Trump's personal assistant emailed Republicans in Congress Monday night a slide attributing McConnell's own election victory to a Trump tweet and a robocall recording from the president.
"Unfortunately, Mitch forgot. He was the first off the ship!" said the slide.
Meanwhile, the president has maintained a steady pace on Twitter posts, underscoring his refusal to accept that Biden won and his baseless claim that he lost the election due to widespread electoral fraud.
"THE DEMOCRATS HAVE HUNDREDS OF THOUSANDS BALLOTS IN THE ROCKING STATES LATE EVENING," Trump tweeted on Tuesday.
"IT WAS A RIGGED CHOICE !!!"
Twitter promptly labeled Trump's tweet with the message, "This election fraud claim is controversial." The social media site has clapped this label repeatedly on Trump's tweets over the past few weeks.
Trump's ranting on Twitter about the election – and the lack of news of the rising coronavirus death toll – has led a number of observers to liken the president to King Lear, the Shakespearean character maddened by his perceived betrayal .
Trump and his allies have lost or withdrawn all dozen of lawsuits that sought to undo or undermine Biden's victory when the electoral college confirmed Biden's victory last week and a number of Republican members of Congress accepted that Trump lost.
Particularly painful for the President was that Attorney General William Barr told The Associated Press that the Department of Justice, which oversees Barr, had seen no evidence of widespread electoral fraud that would result in Biden's victory being reversed.
While Trump has no control over how judges rule, even judges he appoints, he's Barr's boss and the Justice Department is part of the government's executive branch.
Barr's deliberate refusal to endorse Trump's conspiracy theories about the election was soon followed by the attorney general's resignation, which will take effect on Wednesday.
The losses in court and from Barr as an ally ready to obey the presidential commandments have brought Trump little more than Hail Mary scenarios promoted by Powell, Flynn and Byrne.

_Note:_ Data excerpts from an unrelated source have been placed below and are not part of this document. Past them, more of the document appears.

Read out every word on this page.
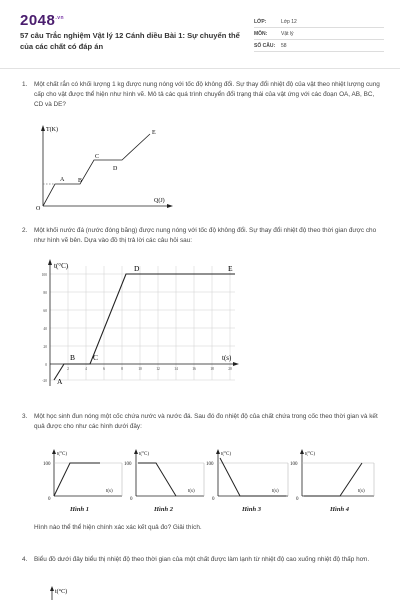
$2048^{.vn}$
57 câu Trắc nghiệm Vật lý 12 Cánh diều Bài 1: Sự chuyển thể của các chất có đáp án
LỚP:	Lớp 12
MÔN:	Vật lý
SỐ CÂU:	58
1.	Một chất rắn có khối lượng 1 kg được nung nóng với tốc độ không đổi. Sự thay đổi nhiệt độ của vật theo nhiệt lượng cung cấp cho vật được thể hiện như hình vẽ. Mô tả các quá trình chuyển đổi trạng thái của vật ứng với các đoạn OA, AB, BC, CD và DE?
T(K)
Q(J)
O
A B
C
D
E
2.	Một khối nước đá (nước đóng băng) được nung nóng với tốc độ không đổi. Sự thay đổi nhiệt độ theo thời gian được cho như hình vẽ bên. Dựa vào đồ thị trả lời các câu hỏi sau:
t(°C)
t(s)
100
80
60
40
20
0
-20
2	4	6	8	10	12	14	16	18	20
A
B C
D	E
3.	Một học sinh đun nóng một cốc chứa nước và nước đá. Sau đó đo nhiệt độ của chất chứa trong cốc theo thời gian và kết quả được cho như các hình dưới đây:
t(°C)
100
0
t(s)
t(°C)
100
0
t(s)
t(°C)
100
0
t(s)
t(°C)
100
0
t(s)
Hình 1	Hình 2	Hình 3	Hình 4
Hình nào thể thể hiện chính xác xác kết quả đo? Giải thích.
4.	Biểu đồ dưới đây biểu thị nhiệt độ theo thời gian của một chất được làm lạnh từ nhiệt độ cao xuống nhiệt độ thấp hơn.
t(°C)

CNBC asked White House spokesman Judd Deere, following the advice Trump received from this trio, whether the president was considering declaring martial law, as Flynn has suggested, and what Trump believes Congress will do on Jan. 6 should do. This is the day when Congress is supposed to confirm the results of the electoral college.
Deere declined to comment.
But on Monday, Trump met at the White House with Rep. Mo Brooks, R-Ala., And around a dozen other GOP members of the House whom Brooks said were ready to question the electoral college results.
"President Trump is very supportive of our efforts," Brooks told The Associated Press.